Category: Azure Functions

Azure Functions v2 Preview Performance Issues (.NET Core / Standard)

I’ve been spending a little time building out a serverless web application as a small holiday project and as this is just a side project I’d taken the opportunity to try out the new .NET Core based v2 runtime for Azure Functions and the new tooling and support in Visual Studio 2017.

As soon as I had an end to end vertical slice I wanted to run some load tests to ensure it would scale up reliably – the short version is that it didn’t. The .NET Core v2 runtime is still in preview (and you are warned not to use this environment for production workloads due to potential breaking changes) so you would hope that this will get fixed by general release but right now there seem to be some serious shortcomings in the scalability and performance of this environment rendering it fairly unusable.

I used the VSTS load testing system to hit a single URL initially with a high volume of users for a few minutes. In isolation (i.e. if I run it from a browser with no activity) this function runs in less than 100ms and normally around the 70ms mark however as the number of users increases performance quickly takes a serious nosedive with requests taking seconds to return as can be seen below:

After things settled down a little (hitting a system like this from cold with a high concurrency is going to cause some chop while things scale out) average request time began to range in the 3 to 9 seconds and the anecdotal experience (me running it in a browser / PostMan while the test was going on) gave me highly variable performance. Some requests would take just a few hundred milliseconds while others would take over 20 seconds.
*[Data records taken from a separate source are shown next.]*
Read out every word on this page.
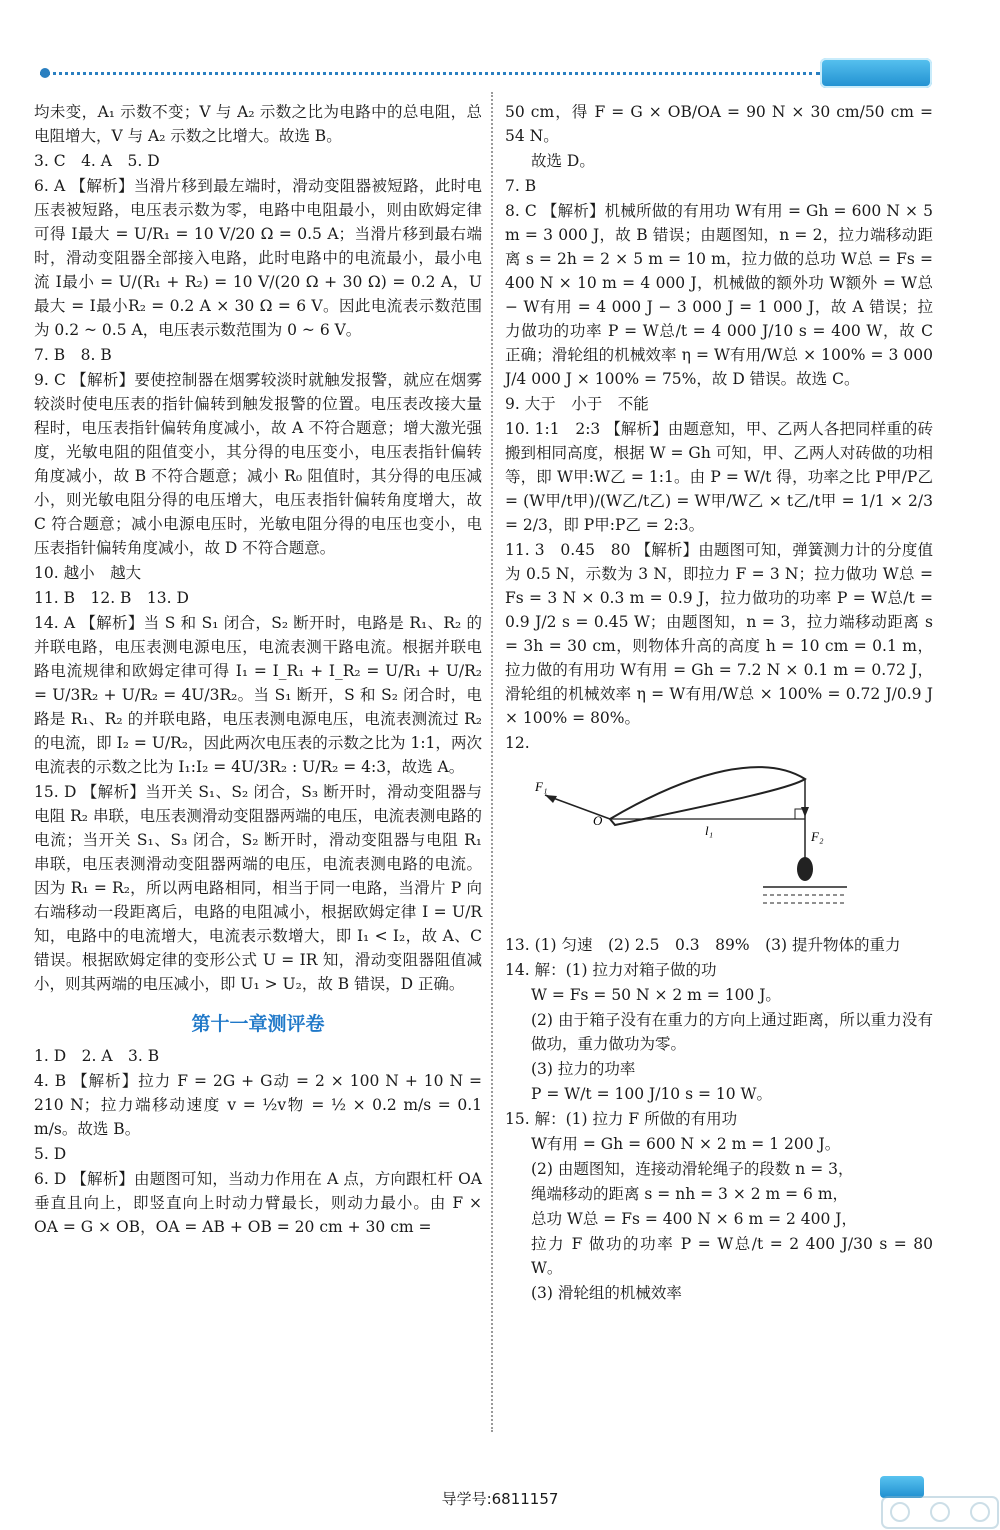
均未变，A₁ 示数不变；V 与 A₂ 示数之比为电路中的总电阻，总电阻增大，V 与 A₂ 示数之比增大。故选 B。

3. C　4. A　5. D

6. A 【解析】当滑片移到最左端时，滑动变阻器被短路，此时电压表被短路，电压表示数为零，电路中电阻最小，则由欧姆定律可得 I最大 = U/R₁ = 10 V/20 Ω = 0.5 A；当滑片移到最右端时，滑动变阻器全部接入电路，此时电路中的电流最小，最小电流 I最小 = U/(R₁ + R₂) = 10 V/(20 Ω + 30 Ω) = 0.2 A，U最大 = I最小R₂ = 0.2 A × 30 Ω = 6 V。因此电流表示数范围为 0.2 ~ 0.5 A，电压表示数范围为 0 ~ 6 V。

7. B　8. B

9. C 【解析】要使控制器在烟雾较淡时就触发报警，就应在烟雾较淡时使电压表的指针偏转到触发报警的位置。电压表改接大量程时，电压表指针偏转角度减小，故 A 不符合题意；增大激光强度，光敏电阻的阻值变小，其分得的电压变小，电压表指针偏转角度减小，故 B 不符合题意；减小 R₀ 阻值时，其分得的电压减小，则光敏电阻分得的电压增大，电压表指针偏转角度增大，故 C 符合题意；减小电源电压时，光敏电阻分得的电压也变小，电压表指针偏转角度减小，故 D 不符合题意。

10. 越小　越大

11. B　12. B　13. D

14. A 【解析】当 S 和 S₁ 闭合，S₂ 断开时，电路是 R₁、R₂ 的并联电路，电压表测电源电压，电流表测干路电流。根据并联电路电流规律和欧姆定律可得 I₁ = I_R₁ + I_R₂ = U/R₁ + U/R₂ = U/3R₂ + U/R₂ = 4U/3R₂。当 S₁ 断开，S 和 S₂ 闭合时，电路是 R₁、R₂ 的并联电路，电压表测电源电压，电流表测流过 R₂ 的电流，即 I₂ = U/R₂，因此两次电压表的示数之比为 1:1，两次电流表的示数之比为 I₁:I₂ = 4U/3R₂ : U/R₂ = 4:3，故选 A。

15. D 【解析】当开关 S₁、S₂ 闭合，S₃ 断开时，滑动变阻器与电阻 R₂ 串联，电压表测滑动变阻器两端的电压，电流表测电路的电流；当开关 S₁、S₃ 闭合，S₂ 断开时，滑动变阻器与电阻 R₁ 串联，电压表测滑动变阻器两端的电压，电流表测电路的电流。因为 R₁ = R₂，所以两电路相同，相当于同一电路，当滑片 P 向右端移动一段距离后，电路的电阻减小，根据欧姆定律 I = U/R 知，电路中的电流增大，电流表示数增大，即 I₁ < I₂，故 A、C 错误。根据欧姆定律的变形公式 U = IR 知，滑动变阻器阻值减小，则其两端的电压减小，即 U₁ > U₂，故 B 错误，D 正确。

第十一章测评卷

1. D　2. A　3. B

4. B 【解析】拉力 F = 2G + G动 = 2 × 100 N + 10 N = 210 N；拉力端移动速度 v = ½v物 = ½ × 0.2 m/s = 0.1 m/s。故选 B。

5. D

6. D 【解析】由题图可知，当动力作用在 A 点，方向跟杠杆 OA 垂直且向上，即竖直向上时动力臂最长，则动力最小。由 F × OA = G × OB，OA = AB + OB = 20 cm + 30 cm =

50 cm，得 F = G × OB/OA = 90 N × 30 cm/50 cm = 54 N。

故选 D。

7. B

8. C 【解析】机械所做的有用功 W有用 = Gh = 600 N × 5 m = 3 000 J，故 B 错误；由题图知，n = 2，拉力端移动距离 s = 2h = 2 × 5 m = 10 m，拉力做的总功 W总 = Fs = 400 N × 10 m = 4 000 J，机械做的额外功 W额外 = W总 − W有用 = 4 000 J − 3 000 J = 1 000 J，故 A 错误；拉力做功的功率 P = W总/t = 4 000 J/10 s = 400 W，故 C 正确；滑轮组的机械效率 η = W有用/W总 × 100% = 3 000 J/4 000 J × 100% = 75%，故 D 错误。故选 C。

9. 大于　小于　不能

10. 1:1　2:3 【解析】由题意知，甲、乙两人各把同样重的砖搬到相同高度，根据 W = Gh 可知，甲、乙两人对砖做的功相等，即 W甲:W乙 = 1:1。由 P = W/t 得，功率之比 P甲/P乙 = (W甲/t甲)/(W乙/t乙) = W甲/W乙 × t乙/t甲 = 1/1 × 2/3 = 2/3，即 P甲:P乙 = 2:3。

11. 3　0.45　80 【解析】由题图可知，弹簧测力计的分度值为 0.5 N，示数为 3 N，即拉力 F = 3 N；拉力做功 W总 = Fs = 3 N × 0.3 m = 0.9 J，拉力做功的功率 P = W总/t = 0.9 J/2 s = 0.45 W；由题图知，n = 3，拉力端移动距离 s = 3h = 30 cm，则物体升高的高度 h = 10 cm = 0.1 m，拉力做的有用功 W有用 = Gh = 7.2 N × 0.1 m = 0.72 J，滑轮组的机械效率 η = W有用/W总 × 100% = 0.72 J/0.9 J × 100% = 80%。

12.

F₁
F₂
O
l₁

13. (1) 匀速　(2) 2.5　0.3　89%　(3) 提升物体的重力

14. 解：(1) 拉力对箱子做的功

W = Fs = 50 N × 2 m = 100 J。

(2) 由于箱子没有在重力的方向上通过距离，所以重力没有做功，重力做功为零。

(3) 拉力的功率

P = W/t = 100 J/10 s = 10 W。

15. 解：(1) 拉力 F 所做的有用功

W有用 = Gh = 600 N × 2 m = 1 200 J。

(2) 由题图知，连接动滑轮绳子的段数 n = 3，

绳端移动的距离 s = nh = 3 × 2 m = 6 m，

总功 W总 = Fs = 400 N × 6 m = 2 400 J，

拉力 F 做功的功率 P = W总/t = 2 400 J/30 s = 80 W。

(3) 滑轮组的机械效率

导学号:6811157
Worryingly no matter how long the test was run this never improved.

I began by looking at my code assuming I’d made a silly mistake but I couldn’t see anything and so boiled things down to a really simple test case, essentially the one that is created for you by the Visual Studio template:

[FunctionName("GetString")]
public static IActionResult Run([HttpTrigger(AuthorizationLevel.Anonymous, "get", Route = null)]HttpRequest req, TraceWriter log)
{
    log.Info("C# HTTP trigger function processed a request.");

    var result = new OkObjectResult("hello world");

    return (IActionResult)result;
}

I expected this to scale and perform much better as it’s as simple as it gets: return a hard coded string. However to my surprise this exhibited very similar issues:

The response time, to return a string!, hovered around the 7 second mark and the system never really scaled sufficiently to deal with a small percentage of failures due to the volume.
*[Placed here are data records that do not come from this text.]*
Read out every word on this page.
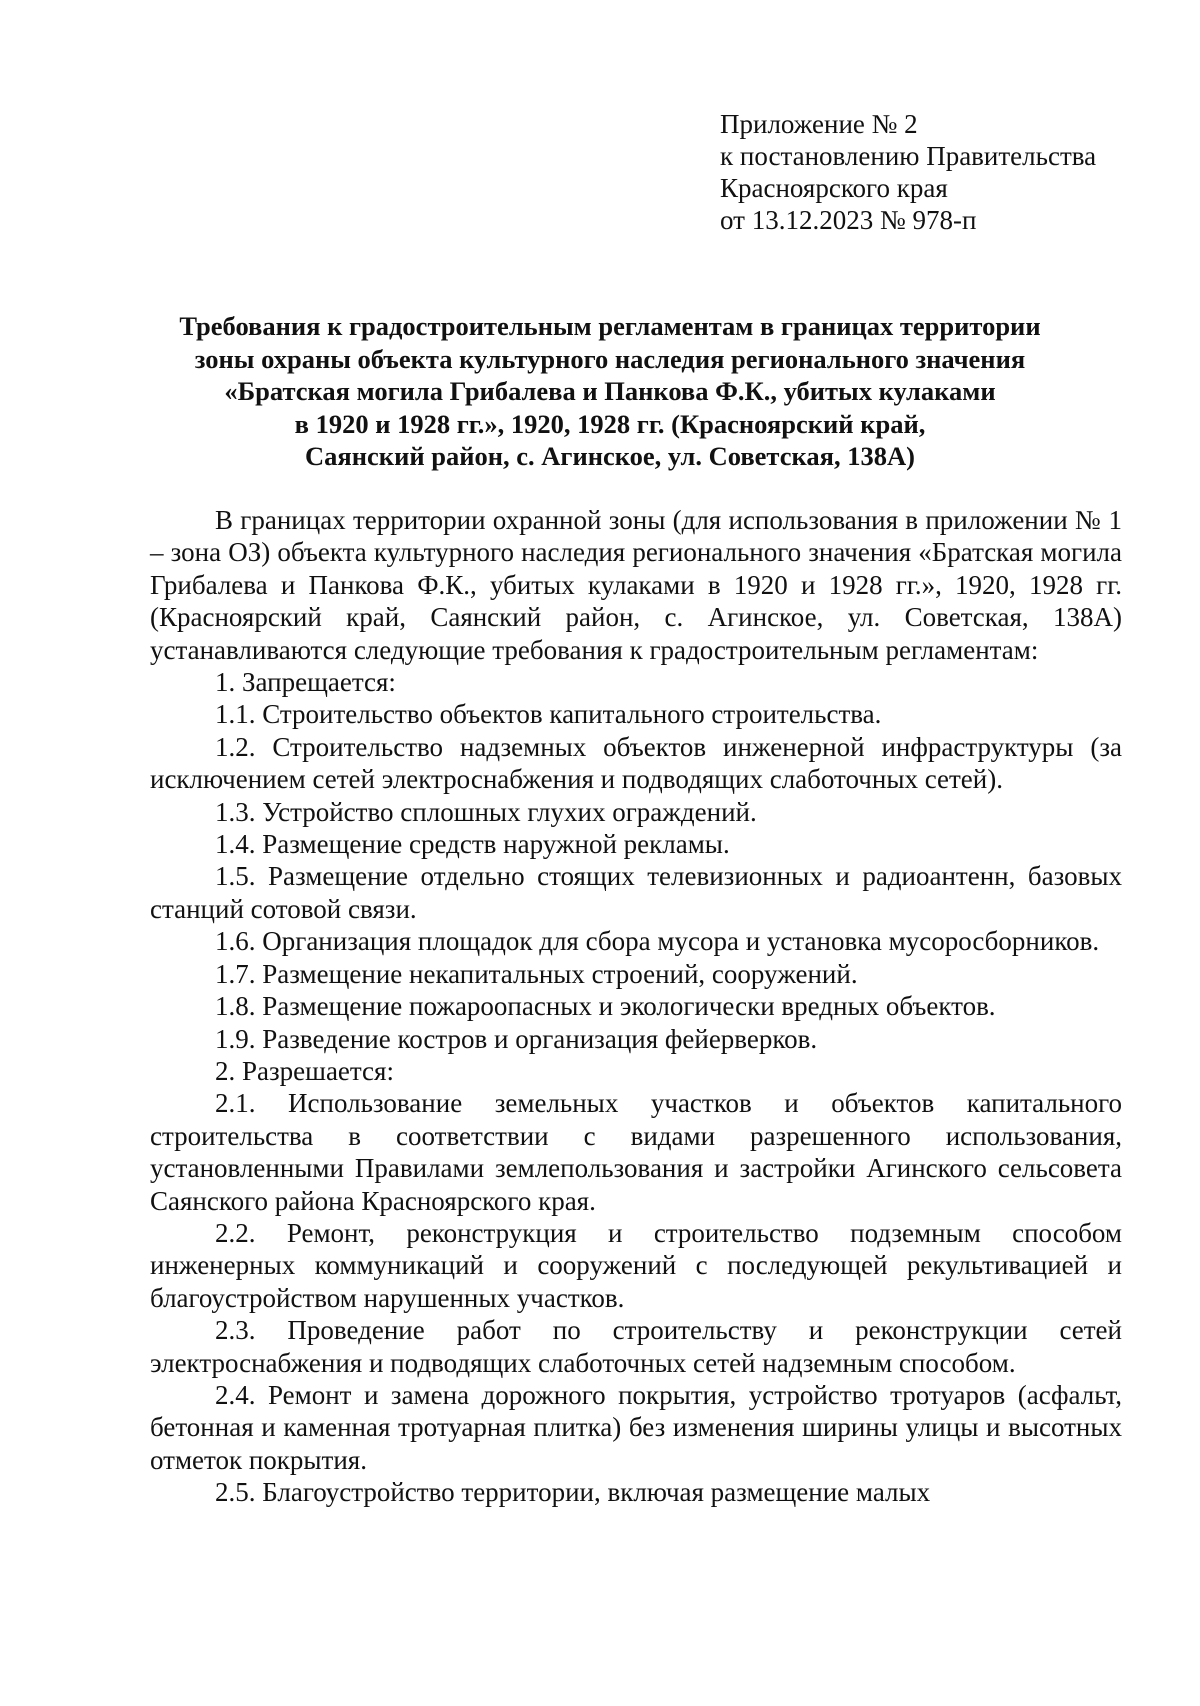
Приложение № 2
к постановлению Правительства
Красноярского края
от 13.12.2023 № 978-п
Требования к градостроительным регламентам в границах территории
зоны охраны объекта культурного наследия регионального значения
«Братская могила Грибалева и Панкова Ф.К., убитых кулаками
в 1920 и 1928 гг.», 1920, 1928 гг. (Красноярский край,
Саянский район, с. Агинское, ул. Советская, 138А)

В границах территории охранной зоны (для использования в приложении № 1 – зона ОЗ) объекта культурного наследия регионального значения «Братская могила Грибалева и Панкова Ф.К., убитых кулаками в 1920 и 1928 гг.», 1920, 1928 гг. (Красноярский край, Саянский район, с. Агинское, ул. Советская, 138А) устанавливаются следующие требования к градостроительным регламентам:

1. Запрещается:

1.1. Строительство объектов капитального строительства.

1.2. Строительство надземных объектов инженерной инфраструктуры (за исключением сетей электроснабжения и подводящих слаботочных сетей).

1.3. Устройство сплошных глухих ограждений.

1.4. Размещение средств наружной рекламы.

1.5. Размещение отдельно стоящих телевизионных и радиоантенн, базовых станций сотовой связи.

1.6. Организация площадок для сбора мусора и установка мусоросборников.

1.7. Размещение некапитальных строений, сооружений.

1.8. Размещение пожароопасных и экологически вредных объектов.

1.9. Разведение костров и организация фейерверков.

2. Разрешается:

2.1. Использование земельных участков и объектов капитального строительства в соответствии с видами разрешенного использования, установленными Правилами землепользования и застройки Агинского сельсовета Саянского района Красноярского края.

2.2. Ремонт, реконструкция и строительство подземным способом инженерных коммуникаций и сооружений с последующей рекультивацией и благоустройством нарушенных участков.

2.3. Проведение работ по строительству и реконструкции сетей электроснабжения и подводящих слаботочных сетей надземным способом.

2.4. Ремонт и замена дорожного покрытия, устройство тротуаров (асфальт, бетонная и каменная тротуарная плитка) без изменения ширины улицы и высотных отметок покрытия.

2.5. Благоустройство территории, включая размещение малых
Having run a fair few tests and racking up a lot of billable virtual user minutes on my credit card I tweaked the test slightly at this point moving to a 5 minute test length with step up concurrent user growth. Running this on the same simple test gave me, again, poor results with average response times of between 1.5 and 2 seconds for 100 concurrent users and a function that is as close to doing nothing as it gets (the response time is hidden by the page time in the performance chart below, it tracks almost exactly). The step up of users to a fairly low volume eliminates the errors, as you’d expect.

What these graphs don’t show are variance around this average response time which still ranged from a few hundred milliseconds up to around 15 seconds.

At this point I was beginning to suspect the Functions 2.0 preview runtime might be the issue and so created myself a standard Functions 1.0 runtime and deployed this simple function as a CSX script:

using System.Net;

public static async Task<HttpResponseMessage> Run(HttpRequestMessage req, TraceWriter log)
{
    var response = req.CreateResponse();
    response.StatusCode = HttpStatusCode.OK;
    response.Content = new StringContent("hello world", System.Text.Encoding.UTF8, "text/plain");

    return response;
}

Running the same ramp up test as above shows that this function behaves much more as you’d expect with average response times in the 300ms to 400ms range when running at 100 concurrent users:

Intrigued I did run a short 5 minute 400 concurrent user test with no ramp up and again the csx based function behaved much more in line with what I think are reasonable expectations with it taking a short time to scale up to deal with the sudden demand but doing so without generating errors and eventually settling down to a response time similar to the test above:

Finally I deployed a .NET 4.6 based function into a new 1.0 runtime Function app. I made a slight mistake when setting up this test and ramped it up to 200 users rather than 100 but it scales much more as you’d expect and holds a fairly steady response time of around 150ms. Interestingly this gives longer response times than .NET Core for single requests run in isolation around 170ms for .NET 4.6 vs. 70ms for .NET Core.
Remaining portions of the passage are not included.